Well, they’re back at it again.
Arguing over whether Pluto should be called a planet, a dwarf planet, or a Kuiper object. I guess it gives astronomers something to do around the water cooler.
Anyway, the International Astronomical Association Union, which is as official as you can get, adopted a resolution in 2006 designating Pluto as a dwarf planet. Now schoolkids only have to memorize eight names, instead of nine. (If you miss “Earth,” you get recycled back to kindergarten.)
But here comes a team of “researchers” who not only want Pluto reinstated as a planet, but they’re reaching for the moons, too. “We think there’s probably over 150 planets in our solar system,” the study’s lead author said (story here).
No! No! No! No! No! That’s 141 bridges too far! No kid on earth, except a few savants and freaks, can memorize that many planet names. And who gives a rap about those little planetoids, anyway? The 8 (or 9, if you count Pluto) big ones are all anyone has ever cared about.
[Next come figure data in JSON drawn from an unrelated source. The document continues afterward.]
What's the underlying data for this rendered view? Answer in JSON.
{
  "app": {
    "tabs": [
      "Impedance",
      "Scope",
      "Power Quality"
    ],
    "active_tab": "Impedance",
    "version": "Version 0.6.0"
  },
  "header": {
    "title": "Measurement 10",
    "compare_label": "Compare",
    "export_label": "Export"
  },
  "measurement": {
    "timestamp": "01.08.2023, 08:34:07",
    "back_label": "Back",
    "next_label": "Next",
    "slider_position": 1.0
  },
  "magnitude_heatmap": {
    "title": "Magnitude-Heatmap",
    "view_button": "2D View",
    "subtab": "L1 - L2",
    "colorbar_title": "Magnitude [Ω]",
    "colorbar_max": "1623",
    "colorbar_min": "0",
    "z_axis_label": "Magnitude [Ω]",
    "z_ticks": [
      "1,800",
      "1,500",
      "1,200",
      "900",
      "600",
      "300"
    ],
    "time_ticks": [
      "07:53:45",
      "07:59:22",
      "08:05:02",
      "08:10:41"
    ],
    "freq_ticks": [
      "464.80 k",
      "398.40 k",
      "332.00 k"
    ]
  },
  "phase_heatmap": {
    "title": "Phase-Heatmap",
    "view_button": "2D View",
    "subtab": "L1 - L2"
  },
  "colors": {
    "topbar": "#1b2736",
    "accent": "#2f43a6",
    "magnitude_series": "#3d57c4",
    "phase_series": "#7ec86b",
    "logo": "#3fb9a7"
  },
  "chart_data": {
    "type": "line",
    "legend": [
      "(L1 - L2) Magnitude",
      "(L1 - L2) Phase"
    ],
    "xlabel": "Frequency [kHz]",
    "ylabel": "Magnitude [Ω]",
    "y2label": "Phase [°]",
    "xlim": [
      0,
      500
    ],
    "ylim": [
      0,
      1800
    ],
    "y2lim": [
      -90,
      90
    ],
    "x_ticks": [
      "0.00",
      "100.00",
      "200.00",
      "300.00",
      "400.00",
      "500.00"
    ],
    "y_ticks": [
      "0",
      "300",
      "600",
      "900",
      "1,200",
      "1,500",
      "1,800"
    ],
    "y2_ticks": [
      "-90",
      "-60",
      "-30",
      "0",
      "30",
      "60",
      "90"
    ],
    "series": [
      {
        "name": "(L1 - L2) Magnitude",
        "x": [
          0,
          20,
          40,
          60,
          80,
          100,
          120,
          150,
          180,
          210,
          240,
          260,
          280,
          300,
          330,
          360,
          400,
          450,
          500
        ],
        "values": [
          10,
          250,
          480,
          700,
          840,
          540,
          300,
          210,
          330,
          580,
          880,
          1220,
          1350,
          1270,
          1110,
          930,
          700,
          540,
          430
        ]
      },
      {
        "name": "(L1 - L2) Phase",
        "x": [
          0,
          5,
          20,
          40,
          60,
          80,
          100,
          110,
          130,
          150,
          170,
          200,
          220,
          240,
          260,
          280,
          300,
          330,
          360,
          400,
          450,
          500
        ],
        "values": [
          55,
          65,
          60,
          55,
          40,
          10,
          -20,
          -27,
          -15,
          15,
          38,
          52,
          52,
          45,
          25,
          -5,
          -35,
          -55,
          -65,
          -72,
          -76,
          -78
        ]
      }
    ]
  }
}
The thing is, though, if you give Pluto planetary status, then you have to upgrade all those other objects, too. Otherwise, you’re discriminating against them.
Enough is enough! It is fervently to be hoped this request will either be shelved, or the IAAU will laugh it out of the solar system , for practical if not scientific reasons. Grade school students are already tortured enough by the multiplication tables. Don’t add to their burdens.